With its prismatic Cubism, shifting multiple perspective points and its holistic integration of trees, hills, houses and bridges this work represents a radical extension of Gleizes' Cubism into an entirely new integrated and simultaneous style of composition. In this it reflects and in fact depicts the importance of the influence of what Gleizes himself later termed his 'rodage' with Metzinger at this time when the two artists, living in Meudon, were in almost daily contact with one another and developed an intimate understanding of each other’s art practice and ideas.

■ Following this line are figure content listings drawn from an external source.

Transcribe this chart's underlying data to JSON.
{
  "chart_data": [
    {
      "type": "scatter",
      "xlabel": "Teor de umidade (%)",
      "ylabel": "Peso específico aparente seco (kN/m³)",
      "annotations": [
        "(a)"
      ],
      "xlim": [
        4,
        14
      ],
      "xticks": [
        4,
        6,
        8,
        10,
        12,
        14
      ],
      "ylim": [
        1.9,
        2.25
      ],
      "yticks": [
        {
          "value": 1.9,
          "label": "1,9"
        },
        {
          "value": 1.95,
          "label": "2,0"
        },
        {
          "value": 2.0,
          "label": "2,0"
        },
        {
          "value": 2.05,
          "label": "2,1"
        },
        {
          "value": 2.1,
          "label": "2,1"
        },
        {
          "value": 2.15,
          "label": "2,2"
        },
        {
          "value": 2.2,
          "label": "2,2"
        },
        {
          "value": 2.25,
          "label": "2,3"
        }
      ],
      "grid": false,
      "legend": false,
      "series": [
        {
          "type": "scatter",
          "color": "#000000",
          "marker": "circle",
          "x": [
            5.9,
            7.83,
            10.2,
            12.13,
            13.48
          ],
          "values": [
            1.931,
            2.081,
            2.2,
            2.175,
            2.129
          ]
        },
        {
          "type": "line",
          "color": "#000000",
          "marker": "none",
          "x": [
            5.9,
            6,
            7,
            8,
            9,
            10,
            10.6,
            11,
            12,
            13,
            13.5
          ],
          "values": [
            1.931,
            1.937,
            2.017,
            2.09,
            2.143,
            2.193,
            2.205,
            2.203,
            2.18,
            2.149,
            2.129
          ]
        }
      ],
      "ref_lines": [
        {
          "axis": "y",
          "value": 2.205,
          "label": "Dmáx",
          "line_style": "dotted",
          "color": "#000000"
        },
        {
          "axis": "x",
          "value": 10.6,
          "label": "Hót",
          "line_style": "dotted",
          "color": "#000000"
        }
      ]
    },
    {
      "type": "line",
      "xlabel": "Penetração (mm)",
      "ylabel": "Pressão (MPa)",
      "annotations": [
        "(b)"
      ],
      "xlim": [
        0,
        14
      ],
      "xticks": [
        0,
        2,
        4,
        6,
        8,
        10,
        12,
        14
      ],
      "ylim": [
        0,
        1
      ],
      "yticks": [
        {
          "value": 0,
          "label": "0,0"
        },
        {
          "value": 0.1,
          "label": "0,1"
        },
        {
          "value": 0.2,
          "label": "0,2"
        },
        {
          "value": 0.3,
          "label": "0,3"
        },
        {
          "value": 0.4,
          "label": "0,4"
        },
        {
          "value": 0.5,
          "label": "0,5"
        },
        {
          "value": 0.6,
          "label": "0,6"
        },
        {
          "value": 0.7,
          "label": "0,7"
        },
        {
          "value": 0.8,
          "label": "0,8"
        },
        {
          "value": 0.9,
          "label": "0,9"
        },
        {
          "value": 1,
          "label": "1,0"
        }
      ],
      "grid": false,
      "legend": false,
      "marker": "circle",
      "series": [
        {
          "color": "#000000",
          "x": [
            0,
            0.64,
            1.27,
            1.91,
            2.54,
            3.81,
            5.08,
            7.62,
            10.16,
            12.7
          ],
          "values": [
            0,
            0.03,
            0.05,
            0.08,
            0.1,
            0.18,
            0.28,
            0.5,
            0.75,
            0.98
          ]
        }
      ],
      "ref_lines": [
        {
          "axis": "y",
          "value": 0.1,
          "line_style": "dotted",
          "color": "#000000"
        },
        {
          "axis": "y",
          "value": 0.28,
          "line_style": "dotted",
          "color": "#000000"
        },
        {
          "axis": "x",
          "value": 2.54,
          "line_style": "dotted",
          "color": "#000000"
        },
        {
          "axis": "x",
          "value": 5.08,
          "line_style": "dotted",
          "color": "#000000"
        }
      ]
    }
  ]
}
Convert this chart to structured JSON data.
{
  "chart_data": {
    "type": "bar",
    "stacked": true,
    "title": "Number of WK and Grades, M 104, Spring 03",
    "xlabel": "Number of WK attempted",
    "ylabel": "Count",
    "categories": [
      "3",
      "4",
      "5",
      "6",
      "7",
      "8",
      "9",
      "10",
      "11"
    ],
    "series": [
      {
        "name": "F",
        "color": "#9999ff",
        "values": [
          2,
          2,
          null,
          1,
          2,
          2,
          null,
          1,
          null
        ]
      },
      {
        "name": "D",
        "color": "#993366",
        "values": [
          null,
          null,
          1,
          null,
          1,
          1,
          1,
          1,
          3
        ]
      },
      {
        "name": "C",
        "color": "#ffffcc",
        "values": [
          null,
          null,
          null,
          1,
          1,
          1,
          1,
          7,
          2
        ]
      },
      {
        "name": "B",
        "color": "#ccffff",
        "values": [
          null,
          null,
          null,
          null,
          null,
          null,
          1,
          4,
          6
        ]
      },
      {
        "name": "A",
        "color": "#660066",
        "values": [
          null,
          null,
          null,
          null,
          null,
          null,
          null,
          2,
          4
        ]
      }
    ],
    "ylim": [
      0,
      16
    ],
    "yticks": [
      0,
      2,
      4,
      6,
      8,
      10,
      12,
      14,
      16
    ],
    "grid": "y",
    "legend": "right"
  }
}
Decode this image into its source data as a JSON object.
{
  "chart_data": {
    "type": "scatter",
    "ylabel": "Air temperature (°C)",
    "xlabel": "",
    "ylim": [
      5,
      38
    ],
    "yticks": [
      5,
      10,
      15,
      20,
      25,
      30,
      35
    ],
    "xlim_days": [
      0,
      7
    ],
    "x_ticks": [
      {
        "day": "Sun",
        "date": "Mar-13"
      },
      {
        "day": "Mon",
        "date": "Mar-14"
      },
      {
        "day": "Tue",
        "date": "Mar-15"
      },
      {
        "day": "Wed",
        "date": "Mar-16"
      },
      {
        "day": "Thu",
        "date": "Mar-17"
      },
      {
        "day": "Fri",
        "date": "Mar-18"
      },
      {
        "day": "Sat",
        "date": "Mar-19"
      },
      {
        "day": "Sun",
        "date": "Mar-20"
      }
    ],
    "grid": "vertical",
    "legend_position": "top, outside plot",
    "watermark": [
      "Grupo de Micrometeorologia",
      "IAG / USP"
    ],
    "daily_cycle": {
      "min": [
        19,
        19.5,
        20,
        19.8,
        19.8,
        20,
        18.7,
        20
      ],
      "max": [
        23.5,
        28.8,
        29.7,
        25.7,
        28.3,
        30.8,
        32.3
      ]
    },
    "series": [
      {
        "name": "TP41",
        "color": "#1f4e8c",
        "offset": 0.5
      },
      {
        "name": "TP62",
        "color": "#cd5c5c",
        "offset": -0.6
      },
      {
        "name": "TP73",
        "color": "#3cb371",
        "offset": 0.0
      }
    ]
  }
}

The Parisian suburb of Meudon marked one of the borderlines between the city and the country. A familiar sight for Gleizes on his walk through the woods would have been the burgeoning factories then springing up on the other side of the river Seine. In Paysage à Meudon Gleizes has consciously repressed such urbanised imagery in favour of creating a deliberately more idealised and even classical sense of landscape as if he were championing the values of traditionalism, the pastoral and the classical against those of the city and modernity. Indeed, in this scene we see this idealised version of the landscape through which Gleizes walked almost every day on his journey to and from Metzinger's house. In his attempt to grasp the rhythms of a panorama, Gleizes presents a complex and harmonious geometry of diverging planes and forms that overlap, innovating a fresh and dynamic sense of movement of the landscape subject.
In 1912, Gleizes and Metzinger co-authored a ground-breaking treatise on the nature of Cubism, Du Cubisme. They were the first to propose that Cubism was based on principles of relativity, simultaneity, and four-dimensionality. These ideas would soon become widely accepted in critical circles and still form the basis of our understanding of Cubist art. In this treatise, Gleizes and Metzinger refer to Gustave Courbet and Paul Cézanne as the spiritual ancestors of Cubism, in that they were the first artists to wish to obliterate from their art all symbolic, literary and historical dimensions. As did Courbet and Cézanne before him, in the present work Gleizes chose a subject matter that was nearly emptied of symbolic content: the landscape. This allowed Gleizes to focus on qualities of form, rather than those of texture and colour.